These areas are:
Proportion and scale: this means the relationship between the size of the storage unit and the human figure and how comfortable they would be when they need to sit on or lean against the unit.
We need to be sure to provide enough information for the viewer or client to visually understand the unit modulates, moves, or stores items. We must consider that we will not be there to verbally explain our design goals and realize that our design goal needs to be our ability to communicate the objective without having to speak it. This offers a more tangible understanding for our client or viewer.
Employing the strategies we are armed with such as how light, texture, and volume affect the quality of a space and how we can document that through photography, sketch, diagram, collage, and modeling.
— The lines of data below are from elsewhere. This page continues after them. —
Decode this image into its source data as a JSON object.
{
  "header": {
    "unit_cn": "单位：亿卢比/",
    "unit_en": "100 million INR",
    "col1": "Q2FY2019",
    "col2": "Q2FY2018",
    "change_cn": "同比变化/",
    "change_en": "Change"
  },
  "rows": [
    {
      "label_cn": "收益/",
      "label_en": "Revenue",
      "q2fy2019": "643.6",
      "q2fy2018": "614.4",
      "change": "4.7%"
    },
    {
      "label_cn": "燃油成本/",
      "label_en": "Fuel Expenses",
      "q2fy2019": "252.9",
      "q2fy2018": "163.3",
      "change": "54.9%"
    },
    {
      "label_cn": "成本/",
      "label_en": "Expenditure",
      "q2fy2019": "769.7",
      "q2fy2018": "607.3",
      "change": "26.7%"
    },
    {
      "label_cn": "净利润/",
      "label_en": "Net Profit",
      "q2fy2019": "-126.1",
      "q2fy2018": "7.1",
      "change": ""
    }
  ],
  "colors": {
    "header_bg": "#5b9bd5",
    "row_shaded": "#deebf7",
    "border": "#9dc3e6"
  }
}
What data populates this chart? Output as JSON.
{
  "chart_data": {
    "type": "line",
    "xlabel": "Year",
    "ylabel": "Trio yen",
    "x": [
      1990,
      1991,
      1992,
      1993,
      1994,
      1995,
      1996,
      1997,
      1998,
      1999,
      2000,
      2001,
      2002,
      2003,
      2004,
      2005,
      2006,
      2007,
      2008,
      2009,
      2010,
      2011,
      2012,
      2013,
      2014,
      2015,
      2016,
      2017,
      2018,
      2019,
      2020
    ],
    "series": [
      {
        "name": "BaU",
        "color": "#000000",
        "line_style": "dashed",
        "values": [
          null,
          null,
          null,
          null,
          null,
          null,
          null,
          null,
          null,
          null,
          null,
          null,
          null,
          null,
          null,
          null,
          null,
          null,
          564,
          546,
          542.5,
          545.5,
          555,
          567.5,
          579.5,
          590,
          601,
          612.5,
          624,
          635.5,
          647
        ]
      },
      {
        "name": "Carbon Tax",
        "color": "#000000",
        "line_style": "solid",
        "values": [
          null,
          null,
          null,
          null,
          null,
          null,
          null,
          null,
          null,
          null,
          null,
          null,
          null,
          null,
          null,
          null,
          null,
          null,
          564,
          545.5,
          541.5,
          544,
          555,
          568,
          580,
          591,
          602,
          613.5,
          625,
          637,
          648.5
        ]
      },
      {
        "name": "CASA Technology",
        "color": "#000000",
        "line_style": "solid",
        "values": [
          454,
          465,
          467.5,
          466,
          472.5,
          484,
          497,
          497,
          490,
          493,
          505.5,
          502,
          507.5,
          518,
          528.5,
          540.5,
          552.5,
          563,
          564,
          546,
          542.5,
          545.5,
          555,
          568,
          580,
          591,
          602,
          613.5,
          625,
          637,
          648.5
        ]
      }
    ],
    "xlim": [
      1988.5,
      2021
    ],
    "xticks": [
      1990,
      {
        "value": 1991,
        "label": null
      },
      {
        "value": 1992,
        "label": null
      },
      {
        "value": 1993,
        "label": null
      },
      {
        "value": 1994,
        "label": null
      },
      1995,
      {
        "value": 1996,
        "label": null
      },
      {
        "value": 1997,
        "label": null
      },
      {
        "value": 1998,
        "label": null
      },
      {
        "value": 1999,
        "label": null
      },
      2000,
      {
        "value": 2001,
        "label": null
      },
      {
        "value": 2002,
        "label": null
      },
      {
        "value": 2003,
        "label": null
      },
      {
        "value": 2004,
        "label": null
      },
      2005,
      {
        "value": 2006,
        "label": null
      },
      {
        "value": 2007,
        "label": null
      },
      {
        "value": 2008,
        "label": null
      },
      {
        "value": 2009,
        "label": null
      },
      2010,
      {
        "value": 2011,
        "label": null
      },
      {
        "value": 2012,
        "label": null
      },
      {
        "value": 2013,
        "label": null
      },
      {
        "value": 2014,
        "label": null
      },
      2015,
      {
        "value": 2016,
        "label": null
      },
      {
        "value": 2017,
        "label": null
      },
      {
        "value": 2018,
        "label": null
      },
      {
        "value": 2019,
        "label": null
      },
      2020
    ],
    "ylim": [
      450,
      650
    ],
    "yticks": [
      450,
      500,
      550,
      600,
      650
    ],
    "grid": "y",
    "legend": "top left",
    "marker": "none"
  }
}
Very important, too, is the format and layout of our presentation/proposal. We need to be aware of things like hierarchy of important features/issues, and things like placement of the wall – is it eye level or does the view have to squat or squint to see your proposal. Is it dark enough – remember line quality and that hatching suggests hierarchy in terms of level of importance and what you want the viewers focus to be. There needs to be correspondence between drawings – a relationship from one drawing to the next.
We need to be aware that we are not getting caught up in what we want to designer over what the client needs. If we are deciding on a fixed size and shape of storage we need to find out if the person the unit is designed for has belongings that would work well with that size/shape.